Biologists have a rich array of quantitative tools for analyzing the genetics and evolution of traits, especially when the traits can be described by one or a few measurements. But describing some traits, such as gene expression profiles or life history patterns, is far more complex, often defined as a mathematical function of some other variable, such as body size as a function of age.
A group of statisticians, mathematicians and biologists have formed a Working Group at the National Institute for Mathematical and Biological Synthesis to address the questions arising from the problem of analyzing complex evolutionary traits. The Darwinian Morpometrics: Cross-Topology Registration of Shape Working Group held its first meeting, Jan. 10-12, at NIMBioS on the University of Tennessee, Knoxville campus. Working Group co-organizers are Patrick A. Carter, associate professor of biology at Washington State University; Richard Gomulkiewicz, professor of biology and mathematics at Washington State University; David Houle, professor of biology at Florida State University; and J. Stephen Marron, professor of statistics at University of North Carolina, Chapel Hill.

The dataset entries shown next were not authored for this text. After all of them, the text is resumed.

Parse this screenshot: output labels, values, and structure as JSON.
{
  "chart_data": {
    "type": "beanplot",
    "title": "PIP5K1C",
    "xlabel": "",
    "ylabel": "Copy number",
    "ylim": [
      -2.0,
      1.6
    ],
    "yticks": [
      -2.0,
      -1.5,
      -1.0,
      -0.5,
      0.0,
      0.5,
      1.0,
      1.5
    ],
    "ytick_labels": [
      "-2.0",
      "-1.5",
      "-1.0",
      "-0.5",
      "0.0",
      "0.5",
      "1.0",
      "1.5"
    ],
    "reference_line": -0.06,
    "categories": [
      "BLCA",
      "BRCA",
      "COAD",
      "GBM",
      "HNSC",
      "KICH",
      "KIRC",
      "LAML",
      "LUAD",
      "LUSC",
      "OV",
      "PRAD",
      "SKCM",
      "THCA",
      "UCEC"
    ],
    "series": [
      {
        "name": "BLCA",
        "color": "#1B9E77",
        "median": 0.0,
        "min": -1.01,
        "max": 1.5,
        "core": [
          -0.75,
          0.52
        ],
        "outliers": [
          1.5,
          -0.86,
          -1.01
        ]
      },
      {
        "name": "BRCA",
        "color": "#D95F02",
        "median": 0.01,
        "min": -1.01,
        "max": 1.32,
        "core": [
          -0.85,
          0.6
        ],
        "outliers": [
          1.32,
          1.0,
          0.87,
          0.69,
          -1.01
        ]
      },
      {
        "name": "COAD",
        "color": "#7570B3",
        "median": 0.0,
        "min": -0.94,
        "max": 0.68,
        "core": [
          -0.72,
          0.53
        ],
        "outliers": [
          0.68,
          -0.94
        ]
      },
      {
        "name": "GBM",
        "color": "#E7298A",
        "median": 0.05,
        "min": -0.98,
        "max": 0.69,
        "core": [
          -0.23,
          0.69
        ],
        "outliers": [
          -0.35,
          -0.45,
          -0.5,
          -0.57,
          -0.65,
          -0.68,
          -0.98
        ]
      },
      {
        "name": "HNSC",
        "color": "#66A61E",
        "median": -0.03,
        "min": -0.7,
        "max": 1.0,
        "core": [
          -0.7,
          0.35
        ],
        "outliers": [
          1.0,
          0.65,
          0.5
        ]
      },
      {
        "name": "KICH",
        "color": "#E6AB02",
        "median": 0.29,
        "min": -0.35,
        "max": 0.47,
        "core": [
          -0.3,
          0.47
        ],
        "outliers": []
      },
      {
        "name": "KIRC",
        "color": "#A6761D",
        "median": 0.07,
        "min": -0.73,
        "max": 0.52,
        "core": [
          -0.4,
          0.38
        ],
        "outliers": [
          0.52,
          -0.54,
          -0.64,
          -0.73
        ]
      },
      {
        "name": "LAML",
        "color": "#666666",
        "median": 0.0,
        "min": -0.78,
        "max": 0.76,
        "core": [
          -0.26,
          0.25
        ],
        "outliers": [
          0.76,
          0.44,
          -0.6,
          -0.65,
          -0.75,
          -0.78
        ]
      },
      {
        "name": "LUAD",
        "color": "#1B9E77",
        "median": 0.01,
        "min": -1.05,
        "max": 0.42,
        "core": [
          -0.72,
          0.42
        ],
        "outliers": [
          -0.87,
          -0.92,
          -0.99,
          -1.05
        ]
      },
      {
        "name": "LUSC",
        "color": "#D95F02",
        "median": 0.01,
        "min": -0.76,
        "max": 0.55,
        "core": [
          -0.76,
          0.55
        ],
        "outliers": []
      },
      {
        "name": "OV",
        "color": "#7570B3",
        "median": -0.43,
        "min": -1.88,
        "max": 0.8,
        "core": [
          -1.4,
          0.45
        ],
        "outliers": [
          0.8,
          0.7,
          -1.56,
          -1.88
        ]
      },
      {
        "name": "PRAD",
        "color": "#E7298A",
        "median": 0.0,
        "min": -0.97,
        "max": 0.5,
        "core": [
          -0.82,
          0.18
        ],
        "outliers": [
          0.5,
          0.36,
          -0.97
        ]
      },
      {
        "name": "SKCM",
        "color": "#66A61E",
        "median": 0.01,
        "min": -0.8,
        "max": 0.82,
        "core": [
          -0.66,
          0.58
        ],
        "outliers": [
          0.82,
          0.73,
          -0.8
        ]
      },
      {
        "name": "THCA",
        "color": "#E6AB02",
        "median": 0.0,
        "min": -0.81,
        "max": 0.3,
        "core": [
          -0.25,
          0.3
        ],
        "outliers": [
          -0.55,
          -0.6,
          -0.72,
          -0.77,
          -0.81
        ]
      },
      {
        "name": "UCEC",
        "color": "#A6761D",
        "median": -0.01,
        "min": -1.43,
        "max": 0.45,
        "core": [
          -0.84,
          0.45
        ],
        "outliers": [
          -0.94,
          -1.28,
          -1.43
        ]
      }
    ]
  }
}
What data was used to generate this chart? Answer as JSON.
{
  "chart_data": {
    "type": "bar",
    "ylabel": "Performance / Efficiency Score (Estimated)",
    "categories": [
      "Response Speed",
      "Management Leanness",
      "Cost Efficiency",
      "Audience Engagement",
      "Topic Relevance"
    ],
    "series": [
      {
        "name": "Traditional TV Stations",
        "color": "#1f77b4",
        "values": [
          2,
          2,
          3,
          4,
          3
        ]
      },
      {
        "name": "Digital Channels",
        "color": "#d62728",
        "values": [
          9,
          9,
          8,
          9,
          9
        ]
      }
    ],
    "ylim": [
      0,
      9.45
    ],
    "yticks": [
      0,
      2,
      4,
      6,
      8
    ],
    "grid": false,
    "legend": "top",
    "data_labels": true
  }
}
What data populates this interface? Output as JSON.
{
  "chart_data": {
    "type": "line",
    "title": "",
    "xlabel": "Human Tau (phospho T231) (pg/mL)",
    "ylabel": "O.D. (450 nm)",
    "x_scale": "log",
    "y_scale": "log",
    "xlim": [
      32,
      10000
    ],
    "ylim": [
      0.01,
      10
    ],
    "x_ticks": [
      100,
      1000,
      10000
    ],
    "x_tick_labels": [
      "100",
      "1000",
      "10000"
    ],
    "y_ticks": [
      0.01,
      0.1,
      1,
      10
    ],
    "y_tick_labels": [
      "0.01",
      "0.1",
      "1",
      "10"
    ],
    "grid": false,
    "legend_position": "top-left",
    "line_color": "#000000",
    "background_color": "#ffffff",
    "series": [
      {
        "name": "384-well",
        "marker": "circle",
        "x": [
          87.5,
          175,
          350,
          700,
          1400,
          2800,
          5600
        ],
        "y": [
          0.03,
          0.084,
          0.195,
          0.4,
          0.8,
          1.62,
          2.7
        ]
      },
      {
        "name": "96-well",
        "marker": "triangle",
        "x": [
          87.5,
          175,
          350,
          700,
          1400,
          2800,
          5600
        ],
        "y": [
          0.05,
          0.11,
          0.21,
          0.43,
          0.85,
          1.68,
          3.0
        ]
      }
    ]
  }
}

One fundamental challenge to understanding the evolution of function-valued traits is properly registering, or aligning, them while accounting for variation among individuals or taxa. This challenge is especially acute when considering morphological shapes, such as changes in form of fly wings. In Drosophila wings, for example, the shape the wing develops from a single sheet of cells on which self-perpetuating patterns of gene expression draw at least three separate types of functions. Each of the different functions occurs at a different time in development. To fully understand the evolution of the wings, it is necessary to understand what combination of these processes leads to differences in form.
The group's goal is to develop a deeper understanding of the actual biological processes that underlie differences in form. Over the course of several years, the group plans to synthesize the development of appropriate hypotheses with new methods of registration to produce logical and systematic methods of analysis.
NIMBioS Working Groups are comprised of 10-15 invited participants and focus on specific questions related to mathematical biology. Each group typically meets two to three times over the course of two years at the Institute.
The National Institute for Mathematical and Biological Synthesis (NIMBioS) brings together researchers from around the world to collaborate across disciplinary boundaries to investigate solutions to basic and applied problems in the life sciences. NIMBioS is funded by the National Science Foundation in collaboration with the U.S. Department of Homeland Security and the U.S. Department of Agriculture, with additional support from The University of Tennessee, Knoxville.